Clearly, the only way someone could disagree with Van Til is if they’ve never read him! (Sarcasm.)
When interacting with the internet’s many advocates of Van Til’s Presuppositionalism, we often hear this kind of criticism: Obviously you haven’t read Van Til!
The critic will then ask whether we have read this or that book by Cornelius Van Til, or Greg Bahnsen, or John Frame, or Scott Oliphant, and so on. The implication is: If you haven’t read X specific book, then you are not qualified to evaluate the ideas under discussion.
This is a dirty tactic of rhetoric. Instead of addressing the claim itself, just accuse the other person of ignorance and make them prove you wrong by having read every single book on the topic.
At FTNCI, we have read much from Van Til and his followers. We haven’t read all that these men have published. We don’t necessarily go on record about which books we have and have not yet read. We prefer to focus on the substance of the disagreement between Classical Apologetics/Philosophy and Presuppositionalism.
For instance, to our knowledge, no one online has yet stated a concise definition of Vantillian Presuppositionalism that differentiates it from both Classical Apologetics and Fideism.
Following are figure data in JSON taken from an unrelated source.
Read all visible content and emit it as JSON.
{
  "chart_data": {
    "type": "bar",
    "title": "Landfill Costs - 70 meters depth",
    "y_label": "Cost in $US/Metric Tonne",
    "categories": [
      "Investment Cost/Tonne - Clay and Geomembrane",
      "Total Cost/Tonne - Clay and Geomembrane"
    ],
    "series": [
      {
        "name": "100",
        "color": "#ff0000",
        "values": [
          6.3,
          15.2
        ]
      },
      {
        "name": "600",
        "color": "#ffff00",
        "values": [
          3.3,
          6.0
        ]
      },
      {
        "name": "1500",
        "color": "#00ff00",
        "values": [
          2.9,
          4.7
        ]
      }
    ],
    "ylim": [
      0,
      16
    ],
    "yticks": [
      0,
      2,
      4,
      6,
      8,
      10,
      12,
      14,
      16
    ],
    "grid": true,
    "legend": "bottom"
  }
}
(If you are able to quote a definition from one of the sources or to create a definition, please let us know.)
The advocates of Presuppositionalism that we have so far encountered have consistently shown an inability to meet the challenge. This is a sign that they are unprepared to have an adult-level discussion of the subject.
We asked Dr. John Frame if he could define Vantillian Presuppositionalism in a way that differentiates it from both Classical Apologetics and Fideism. He failed to offer clarity on this topic and obfuscated. Read the whole story on that incident here:
On Twitter, Dr. James White has also repeatedly obfuscated when asked the same question.
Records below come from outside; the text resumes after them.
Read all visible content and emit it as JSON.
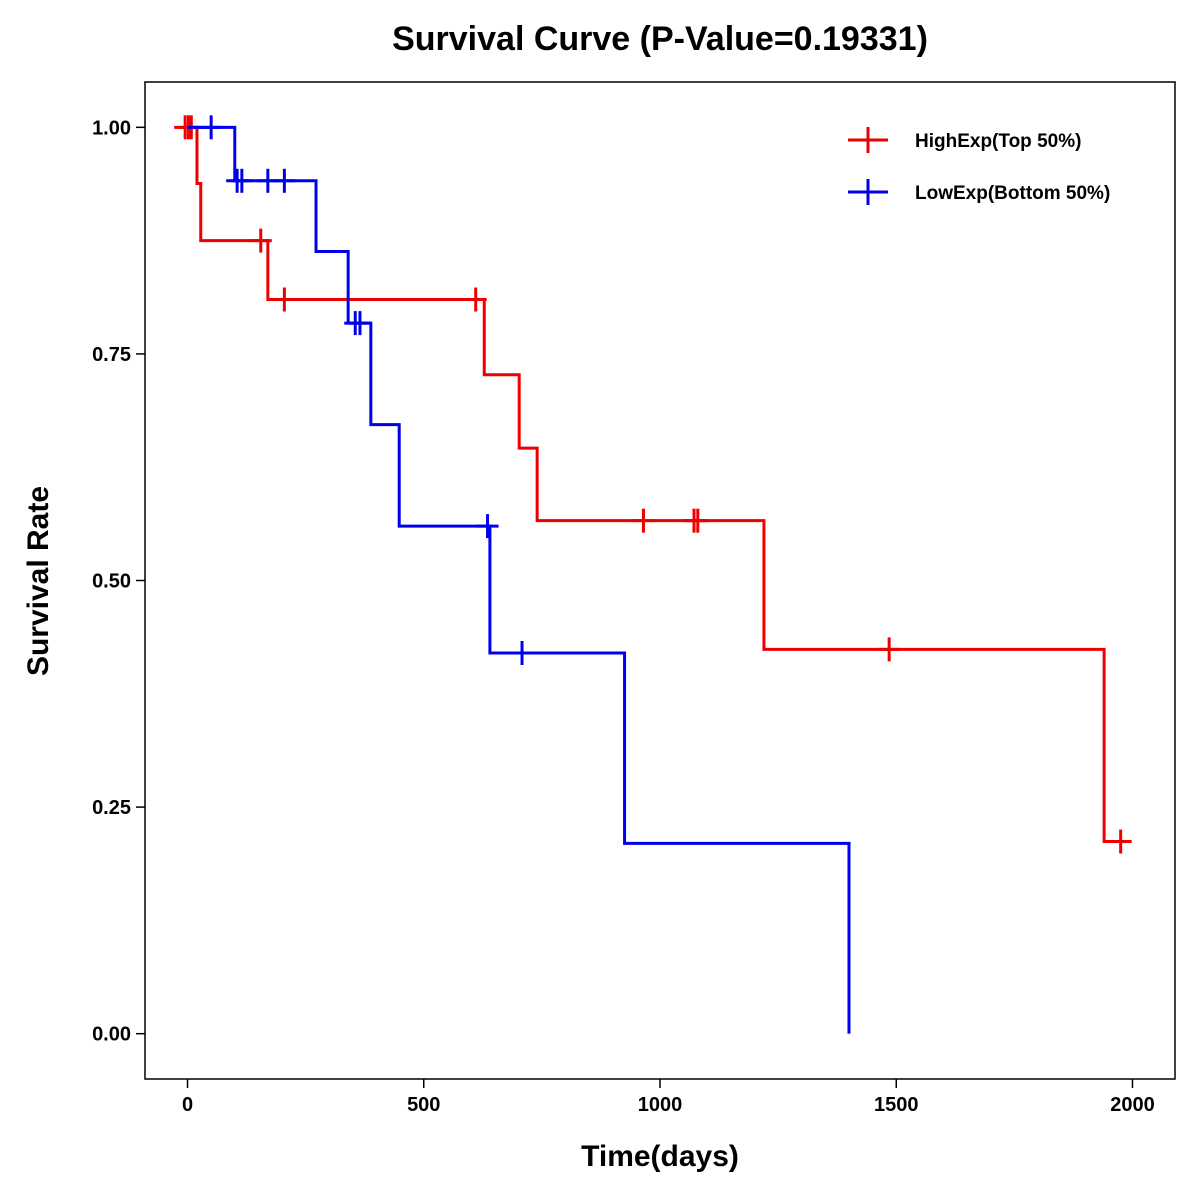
{
  "chart_data": {
    "type": "line",
    "subtype": "kaplan-meier-step",
    "title": "Survival Curve (P-Value=0.19331)",
    "xlabel": "Time(days)",
    "ylabel": "Survival Rate",
    "xlim": [
      -90,
      2090
    ],
    "ylim": [
      -0.05,
      1.05
    ],
    "x_ticks": [
      0,
      500,
      1000,
      1500,
      2000
    ],
    "x_tick_labels": [
      "0",
      "500",
      "1000",
      "1500",
      "2000"
    ],
    "y_ticks": [
      0.0,
      0.25,
      0.5,
      0.75,
      1.0
    ],
    "y_tick_labels": [
      "0.00",
      "0.25",
      "0.50",
      "0.75",
      "1.00"
    ],
    "grid": false,
    "legend_position": "top-right",
    "series": [
      {
        "name": "HighExp(Top 50%)",
        "color": "#ee0000",
        "steps": [
          [
            0,
            1.0
          ],
          [
            20,
            0.938
          ],
          [
            28,
            0.875
          ],
          [
            170,
            0.81
          ],
          [
            628,
            0.727
          ],
          [
            702,
            0.646
          ],
          [
            740,
            0.566
          ],
          [
            1220,
            0.424
          ],
          [
            1940,
            0.212
          ],
          [
            1975,
            0.212
          ]
        ],
        "censor_marks": [
          [
            -5,
            1.0
          ],
          [
            2,
            1.0
          ],
          [
            8,
            1.0
          ],
          [
            155,
            0.875
          ],
          [
            205,
            0.81
          ],
          [
            610,
            0.81
          ],
          [
            965,
            0.566
          ],
          [
            1072,
            0.566
          ],
          [
            1080,
            0.566
          ],
          [
            1485,
            0.424
          ],
          [
            1975,
            0.212
          ]
        ]
      },
      {
        "name": "LowExp(Bottom 50%)",
        "color": "#0000ee",
        "steps": [
          [
            0,
            1.0
          ],
          [
            100,
            0.941
          ],
          [
            272,
            0.863
          ],
          [
            340,
            0.784
          ],
          [
            388,
            0.672
          ],
          [
            448,
            0.56
          ],
          [
            640,
            0.42
          ],
          [
            925,
            0.21
          ],
          [
            1400,
            0.0
          ]
        ],
        "censor_marks": [
          [
            50,
            1.0
          ],
          [
            105,
            0.941
          ],
          [
            115,
            0.941
          ],
          [
            170,
            0.941
          ],
          [
            205,
            0.941
          ],
          [
            355,
            0.784
          ],
          [
            365,
            0.784
          ],
          [
            635,
            0.56
          ],
          [
            708,
            0.42
          ]
        ]
      }
    ]
  }
}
We realized it is not productive to try to debate the merits of Van Til’s view with people who are unwilling or unable to define that view. We also realized that the Presuppositionalists should be called out for their obfuscation. In order to accomplish this task, we posted a public challenge:
Presuppositionalists: Can you state a concise definition of Vantillian Presuppositionalism that differentiates it from both Classical Apologetics and Fideism?
Generally, our policy when interacting with Presuppositionalists will be to ask them to offer such a definition. Until that happens, they are not ready for a serious discussion.
And no, they are not going to get an answer when they try to use the dirty tactic of sidetracking discussions about the substance by insisting that we publicly list the books we have and have not read.